The cap was clearly pushed to allow small market teams to compete, otherwise the league would have contracted to just the large market teams.  The reason there was so much hemoraging was because the league was so unbalanced to the point fans were abandoning the game in droves. 

 

And just use your logic.  If the league and players union came out and said they were implementing a cap to limit salary increases, it basically tells the public that they will be able to better control costs including ticket prices.  If anything that's exactly what I'd expect them to say.  It's the easiest "sell" for a lockout that pissed off a ton of hockey fans otherwise.

 

Fans weren't leaving.  Lived through salary escalation.   And your bang on with NYR, they loaded up with their huge bank accounts like a Grandma playing penny slots in Reno.  

 

NHLPA got so greedy.   So fast.   We didn't need expansion.   That part sucked the air and talent out fast.    Salary escalation got so bad, fans actually sided with the owners at the end.   Bettman is a lot of things, but he did save the league.   It's not NBA.  Or NFL and especially not MLB.       Where one TV deal covers all the wages. 

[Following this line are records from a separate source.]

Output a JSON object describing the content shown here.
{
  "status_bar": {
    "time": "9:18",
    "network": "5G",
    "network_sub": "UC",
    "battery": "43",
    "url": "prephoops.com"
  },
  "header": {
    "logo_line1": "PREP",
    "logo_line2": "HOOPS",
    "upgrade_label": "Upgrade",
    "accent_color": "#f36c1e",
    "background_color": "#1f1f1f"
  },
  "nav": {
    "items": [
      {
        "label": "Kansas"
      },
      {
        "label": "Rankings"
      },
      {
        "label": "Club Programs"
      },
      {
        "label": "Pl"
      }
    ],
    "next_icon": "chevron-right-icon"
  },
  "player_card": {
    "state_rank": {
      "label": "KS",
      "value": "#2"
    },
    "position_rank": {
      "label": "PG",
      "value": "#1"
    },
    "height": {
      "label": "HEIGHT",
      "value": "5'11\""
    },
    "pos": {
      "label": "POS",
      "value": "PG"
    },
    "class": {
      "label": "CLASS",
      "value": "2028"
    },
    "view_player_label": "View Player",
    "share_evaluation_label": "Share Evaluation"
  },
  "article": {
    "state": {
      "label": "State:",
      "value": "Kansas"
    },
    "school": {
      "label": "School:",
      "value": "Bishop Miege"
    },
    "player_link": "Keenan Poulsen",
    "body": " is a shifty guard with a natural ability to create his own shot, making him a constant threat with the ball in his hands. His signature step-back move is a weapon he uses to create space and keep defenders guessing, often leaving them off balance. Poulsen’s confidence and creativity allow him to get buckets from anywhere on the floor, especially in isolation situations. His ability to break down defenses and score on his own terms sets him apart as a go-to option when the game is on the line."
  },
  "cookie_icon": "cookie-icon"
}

Losing the Nords, but adding SJ, ANA and OTT was a tough pill to swallow.   Same as WNP.  WTF.    Those were a result of all funds in US dollars.   The Canucks were bleeding money too.   Bure refused not to be paid in US funds, and back then it was around 60 cents CAN on the dollar.   Plus high taxes.  
 

So here we are, in a 53% tax bracket, and EP's next deal bothers us.    12 x 8.      Too much, maybe.   Likely even.   What to do? 

 

Edit:  Fans didn't abandon WNP and Quebec City.     What's hilarious, is ARI average attendance.   Also funny that Patrick Kane, Toews, and Keith were sent to malls in CHI giving out free tickets after all their sucking.   And even funnier, CAR (formally Hartford, and can cheer for those guys anyway) they won a cup... and also went to a final.. yet needed some sort of Thunderstruck WTF is going on gimmicky crap to bring fans back to Raleigh and they are a fucking good team!     At least Bettman reluctantly relented and let us have WNP back.   Quebec City did everything humanly possible, spent 400 (800 easily today) million to build a world class hockey arena ... yet somehow their "market" is too small.      

 

 

It's ok to have 3-5k fans to show up.   lol.  Wow.    No it's not.   Sure hope, at the very least, they can put a pin on future expansion.   The NBA. NFL and MLB has.  A 32 team league is bad enough.   Prefer a 24 team league but get that's never going to happen.    Adding two teams per division should be the 20 year plan.  Not a 10 year one.  And shouldn't happen for at least another 10 years.   The talent is finally catching up with it.   Don't ruin that.  McDavid and Mathews, are at best maybe Crosby and Ovi, and definitely not Gretkzy and Mario.